= Shah-Mohammad Qazvini =

Shah-Mohammad ibn Mobarak Qazvini (Şah Mehmed ibn Mübarek-i Kazvinî), best simply known as Shah-Mohammad Qazvini (died 1557), was a 16th-century palace physician and man of letters in the Ottoman Empire. He wrote in Persian and flourished during the reigns of Selim I and Suleiman the Magnificent.

==Biography==
Qazvini, a Persian émigré, emigrated to the Ottoman Empire on the recommendation of his old schoolmate Müʾeyyedzade after a stop in Mecca where he studied. Through Müʾeyyedzade's advice, Ottoman Sultan Bayezid II offered Qazvini a salary of 120 silver aspers per day for his skills and talents as a doctor (hakim, spelled as hekim in Turkish) and man of letters. Finding himself at the Ottoman court, Qazvini's reputation as a refined and cultivated belle-lettrist continued to spread and strengthen. During the reign of Bayezid's son and successor Selim I, Qazvini was repeatedly present at the foremost social and learned gatherings of the royal court and of wider Ottoman society. During his stay in Ottoman lands, he became known as a man with a refined cultural taste. According to the estimations of Aşık Çelebi, a contemporaneous author and poet, he was foremost amongst Sultan Selim's intimate friends in addition to being the chief physician. Qazvini introduced more Persian literary figures to the Ottoman court, including Ada'i, who, in his verse history of Selim's reign, recognizes the Persians Qazvini and Shams al-Din Bada'i for being able to secure an introduction to the office of chief military judge of the sultanate.

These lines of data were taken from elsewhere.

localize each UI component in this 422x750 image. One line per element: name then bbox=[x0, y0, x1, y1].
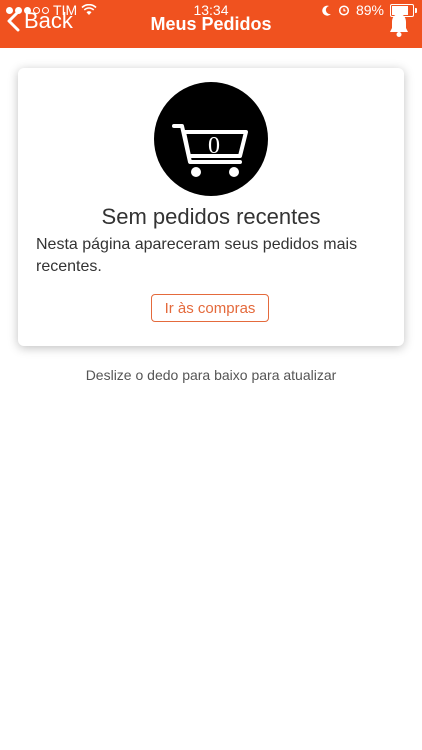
pull-to-refresh-hint: Deslize o dedo para baixo para atualizar bbox=[85, 367, 337, 383]
shopping-cart-icon: 0 bbox=[172, 124, 248, 177]
go-shopping-button[interactable]: Ir às compras bbox=[151, 294, 269, 322]
bell-icon[interactable] bbox=[388, 12, 410, 38]
empty-title: Sem pedidos recentes bbox=[101, 204, 321, 229]
empty-description: Nesta página apareceram seus pedidos mai… bbox=[36, 236, 358, 275]
nav-bar: TIM 13:34 89% Back Meus Pedidos bbox=[0, 0, 422, 48]
cart-badge: 0 bbox=[154, 82, 268, 196]
empty-orders-card: 0 Sem pedidos recentes Nesta página apar… bbox=[18, 68, 404, 346]
page-title: Meus Pedidos bbox=[150, 14, 272, 34]
cart-count: 0 bbox=[208, 133, 220, 159]
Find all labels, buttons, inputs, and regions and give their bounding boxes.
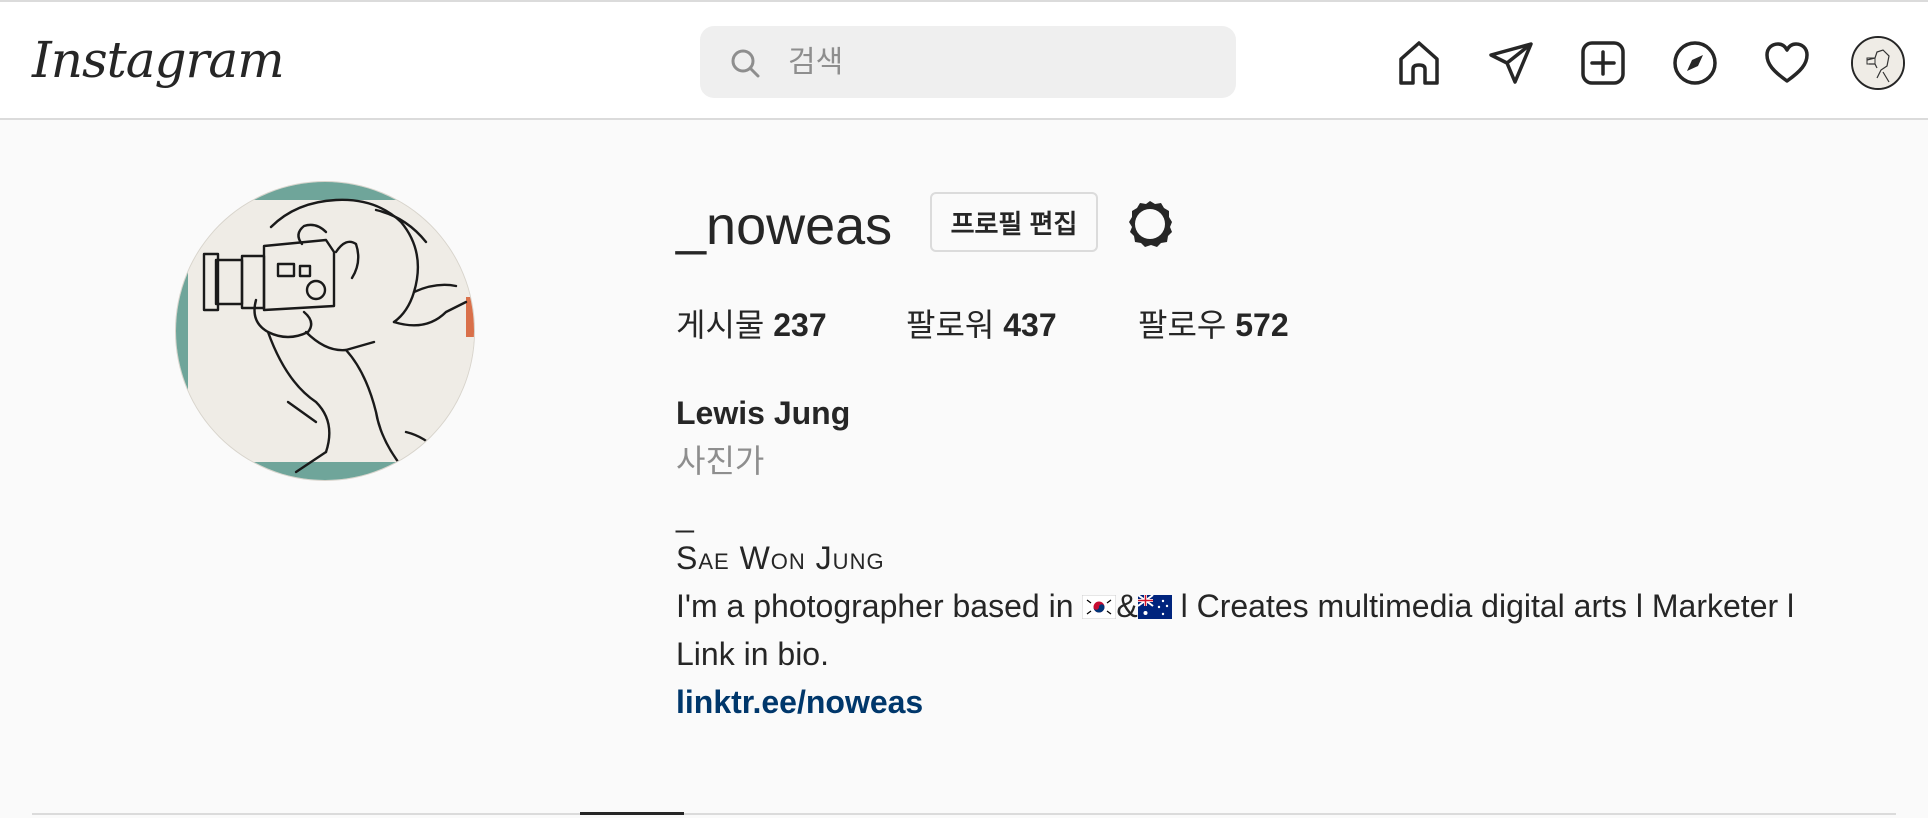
search-input[interactable] [786, 26, 1210, 100]
followers-stat[interactable]: 팔로워 437 [906, 305, 1057, 345]
new-post-icon[interactable] [1579, 39, 1627, 87]
posts-label: 게시물 [676, 307, 765, 343]
active-tab-indicator [580, 812, 684, 815]
settings-gear-icon[interactable] [1124, 198, 1176, 250]
bio-website-link[interactable]: linktr.ee/noweas [676, 682, 923, 722]
profile-username: _noweas [676, 196, 893, 256]
posts-stat: 게시물 237 [676, 305, 827, 345]
explore-icon[interactable] [1671, 39, 1719, 87]
bio-description-line-1: I'm a photographer based in & l Creates … [676, 586, 1794, 626]
followers-label: 팔로워 [906, 307, 995, 343]
profile-category: 사진가 [676, 443, 765, 479]
home-icon[interactable] [1395, 39, 1443, 87]
direct-message-icon[interactable] [1487, 39, 1535, 87]
south-korea-flag-icon [1082, 595, 1117, 619]
following-count: 572 [1235, 307, 1289, 343]
bio-dash: _ [676, 497, 694, 533]
bio-text-part2: l Creates multimedia digital arts l Mark… [1171, 588, 1795, 624]
profile-full-name: Lewis Jung [676, 395, 851, 431]
bio-description-line-2: Link in bio. [676, 636, 829, 672]
top-navigation-bar: Instagram [0, 0, 1928, 120]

Overall, Qazvini put effort into augmenting the reputation of Persian émigrées in the Ottoman Empire through his Persian translation and continuation of the Majalis-i nafaʾis ("Assemblies of Precious Things"), originally written by the late Timurid-period statesmen and writer Ali-Shir Nava'i. Qazvini's addition to Nava'i's work is geared towards the preservation of adept Persian-language poets of the Ottoman Empire and Iran who were contemporaneous to Selim's tenure. However, his contribution is clearly aimed at an Ottoman readership, since a considerable amount of the entries describe poets who immgirated or passed through the Ottoman realm, many of whom are not attested in other works. Qazvini died in 1557.